Senin, 29 Desember 2025, menjadi titik balik bagi perjuangan keadilan Nenek Elina. Direktorat Reserse Kriminal Umum (Ditreskrimum) Polda Jawa Timur akhirnya mengambil langkah tegas dengan menetapkan dua orang tersangka: Samuel Ardi Kristanto (SAK) dan Muhammad Yasin (MY).
Namun, penetapan tersangka ini hanyalah puncak gunung es dari permasalahan yang jauh lebih kompleks mengenai hukum properti, perlindungan lansia, dan keberanian sipil melawan intimidasi.
Jerat Hukum dan Arogansi Eksekusi Sepihak
Penetapan Samuel dan Yasin sebagai tersangka didasarkan pada Pasal 170 Kitab Undang-Undang Hukum Pidana (KUHP). Pasal ini secara spesifik mengatur tentang kekerasan yang dilakukan secara bersama-sama di muka umum terhadap orang atau barang.
Dirreskrimum Polda Jatim, Kombes Pol Widi Atmoko, menegaskan bahwa tindakan para tersangka telah memenuhi unsur pidana tersebut. “Melakukan secara bersama-sama melakukan kekerasan terhadap orang dan barang,” ujarnya tegas.
Ancaman hukuman 5 tahun 6 bulan penjara menanti mereka.
Namun, yang menarik untuk dibedah adalah motif di balik tindakan ini. Samuel, yang kini telah ditahan dengan tangan terborgol, mengklaim memiliki hak atas tanah tersebut berdasarkan pembelian tahun 2014. Di sinilah letak krusial perdebatan hukumnya.
Dalam sistem hukum Indonesia, kepemilikan sertifikat atau klaim jual beli tidak serta merta memberikan hak kepada seseorang untuk melakukan eksekusi pengosongan secara paksa (eigenrichting), apalagi dengan kekerasan.
Mengacu pada data Ombudsman Republik Indonesia, sengketa lahan memang kerap menjadi pintu masuk tindakan maladministrasi dan kekerasan.

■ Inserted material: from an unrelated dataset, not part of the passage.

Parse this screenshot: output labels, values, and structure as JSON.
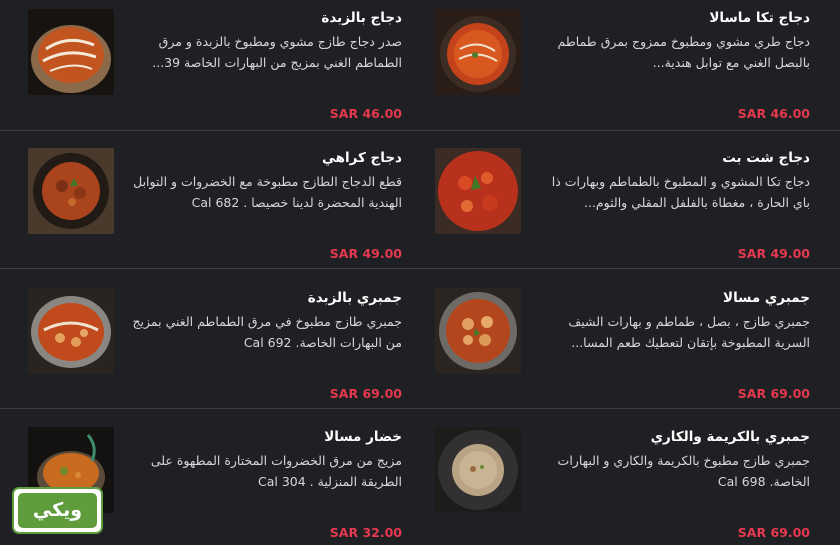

Eksekusi pengosongan lahan sejatinya adalah kewenangan pengadilan melalui juru sita, bukan kewenangan individu yang dibantu oleh kelompok masyarakat sipil atau ormas.
Tindakan Samuel yang menggunakan “tangan” orang lain untuk mengusir paksa Elina adalah bentuk pelanggaran serius terhadap due process of law.
Jejak Ormas dan Batas Tanggung Jawab Pidana
Keterlibatan Muhammad Yasin (MY) menambah dimensi sosial dalam kasus ini. Yasin, yang disebut-sebut berafiliasi dengan organisasi masyarakat (Ormas) Madura Asli (Madas), kini berstatus buron. Kehadiran elemen ormas dalam sengketa tanah warga sipil menjadi fenomena yang meresahkan di berbagai kota besar, termasuk Surabaya.
Dalam rekaman video yang beredar, Yasin terlihat tidak bekerja sendiri. Setidaknya ada tiga orang lain yang terekam kamera turut serta mengangkat tubuh renta Nenek Elina keluar dari kediamannya. Polisi pun membuka peluang adanya tersangka baru.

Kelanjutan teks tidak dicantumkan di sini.